Major Tian Authors

Internet Finance Regulation: Not Everything is Black and White

July 20, 2015

The government has finally issued guidelines to regulate China’s internet finance industry, but the devil may lie in the yet-to-come details.

China’s booming internet finance industry has hit a new milestone over the weekend, as Chinese regulators released preliminary guidelines on how to regulate the lucrative but also highly risky business.

The 6,000-word-long document, jointly written by 10 government agencies, tries to categorize different business models in the industry and establish basic regulatory principles for each of those models. It also stipulates eight general provisions on subjects such as information disclosure, internet security, crime prevention, industry self-discipline, etc. While the document has clarified many key issues for companies operating in this field, it hasn’t cleared up all the confusion for market participants, as more detailed regulations still need to be made in the future.

Nice Gesture

Given Beijing’s promotion of the “Internet Plus” strategy and “public entrepreneurship and innovation”, it doesn’t come as a surprise that the guidelines begin with six provisions stating how internet finance will inspire positive changes in China’s rigid financial system and how the government will facilitate growth in the industry.

“Financial regulators should actively support financial institutions to carry out internet finance businesses,” the document says. “The commercial administration should support internet companies to register [as financial service providers] legally…. And the telecommunication and internet information regulators should actively support internet finance businesses as well.”

This creates a friendly environment for the industry to grow, as the government will adopt a slew of supportive policies, such as encouraging investment into this field, giving tax breaks for internet finance start-ups and granting qualified institutions access to the central bank’s credit data base, according to the guidelines.

“The government wants to support internet finance because China’s financial system is still quite underdeveloped compared with western countries, especially in areas such as small-and-medium enterprise financing, personal credit system building and data mining,” says Cao Huining, Professor of Finance at Cheung Kong Graduate School of Business. “But on the other hand, internet finance, in essence, is still finance, and it has certain vulnerabilities that require vigorous regulations. So I think that’s the general mentality of the Chinese regulators now.”

Turfs Assigned

To tighten the government’s grip on internet finance, the first challenge for regulators is to understand various business models in the market and then classify them accordingly so that they fall under the jurisdictions of different government agencies.

In the guidelines released on Saturday, regulators summed up six categories of internet finance operations, namely internet payment, internet loans, equity crowdfunding, internet sale of funds, internet insurance, and internet trust and consumer finance. Different regulative bodies are assigned to each category: for example, the People’s Bank of China will be in charge of online payment; China Banking Regulatory Commission will supervise internet loans and internet trust and consumer finance; and China Securities Regulatory Commission will preside over online funds selling and equity crowdfunding.

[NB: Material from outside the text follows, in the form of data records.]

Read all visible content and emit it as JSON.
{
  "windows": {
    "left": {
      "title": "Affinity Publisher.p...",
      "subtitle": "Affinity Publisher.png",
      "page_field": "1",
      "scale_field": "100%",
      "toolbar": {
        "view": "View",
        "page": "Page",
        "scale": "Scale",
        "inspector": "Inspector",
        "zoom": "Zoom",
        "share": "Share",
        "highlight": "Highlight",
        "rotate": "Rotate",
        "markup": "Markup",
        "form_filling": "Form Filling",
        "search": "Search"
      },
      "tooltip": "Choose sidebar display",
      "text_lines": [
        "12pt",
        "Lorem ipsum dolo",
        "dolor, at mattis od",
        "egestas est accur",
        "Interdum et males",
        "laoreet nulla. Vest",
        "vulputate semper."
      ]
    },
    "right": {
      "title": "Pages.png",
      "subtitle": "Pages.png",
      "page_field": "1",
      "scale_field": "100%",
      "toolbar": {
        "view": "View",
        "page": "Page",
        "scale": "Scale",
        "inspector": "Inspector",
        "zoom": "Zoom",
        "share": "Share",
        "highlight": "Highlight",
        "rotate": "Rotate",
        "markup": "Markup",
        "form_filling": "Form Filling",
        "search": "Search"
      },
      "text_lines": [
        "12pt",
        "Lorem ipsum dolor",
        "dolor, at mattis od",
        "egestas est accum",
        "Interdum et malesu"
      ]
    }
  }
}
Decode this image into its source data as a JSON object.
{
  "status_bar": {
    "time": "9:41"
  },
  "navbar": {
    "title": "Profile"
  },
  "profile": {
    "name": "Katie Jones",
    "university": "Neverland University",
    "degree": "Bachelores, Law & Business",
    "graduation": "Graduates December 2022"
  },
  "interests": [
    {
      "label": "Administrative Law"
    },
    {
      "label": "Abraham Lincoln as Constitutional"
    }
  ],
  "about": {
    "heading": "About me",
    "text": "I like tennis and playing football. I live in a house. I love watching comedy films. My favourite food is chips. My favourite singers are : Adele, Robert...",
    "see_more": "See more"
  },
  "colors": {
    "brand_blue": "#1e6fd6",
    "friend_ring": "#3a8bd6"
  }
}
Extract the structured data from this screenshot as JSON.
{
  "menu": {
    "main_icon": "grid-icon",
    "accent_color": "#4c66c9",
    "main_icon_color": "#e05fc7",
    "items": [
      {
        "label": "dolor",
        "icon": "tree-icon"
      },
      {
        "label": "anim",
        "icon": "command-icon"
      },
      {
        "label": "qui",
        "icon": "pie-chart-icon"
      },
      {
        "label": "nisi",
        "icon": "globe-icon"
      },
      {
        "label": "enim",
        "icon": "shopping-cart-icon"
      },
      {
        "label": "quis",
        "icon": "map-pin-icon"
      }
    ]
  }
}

“I was a bit surprised by how detailed the categorization is,” says Lu Yi, a partner at an online lending platform called Zhao Cai Bank. Lu, a well-known figure in the peer-to-peer lending industry (P2P) in China, said that he only expected a more vague framework as the document is the first of its kind. “Compared to rumors about the document before, this one is clearly written by experts and it shows how serious the government is about the development of the industry,” he adds.

Details to Come

Now that the responsibilities have been divided, the tough part is for each regulator to come up with detailed stipulations that are practical enough for companies to follow. Both Cao and Lu said that they expect more regulations to emerge soon, given that the current guidelines haven’t provided enough answers for market participants worrying about the legality of their businesses.

One example is in the P2P business, a relatively high-risk area where hundreds of platforms have collapsed or vanished as a result of poor risk management or financial fraud since 2014. To rein in the moral hazards of misusing lenders’ money, the 14th provision in the new guidelines stipulates that lenders’ funds should be parked separately from the platforms’ accounts in banks, which will be entrusted to manage and supervise the transactions of these accounts.

The key issue is not whether a third-party should be introduced, but which parties are qualified to act as trustees. Currently hundreds of P2P platforms are working with non-banking institutions to manage funds and payments, and if the 14th provision is enforced in the end, it means that all those firms would need to switch partners to banks.

“I think the door for non-banking institutions won’t be completely closed,” says Lu. “Perhaps they will be able to serve a relatively low level of platforms in the future.”

Lu says that he has been trying to work with banks for entrusting funds and that his company will also enhance information disclosure on its website. But before more details are announced, there’s not much he can do. “Sometimes you are eager to work with the bank, but the bank may not want to work with you,” he says.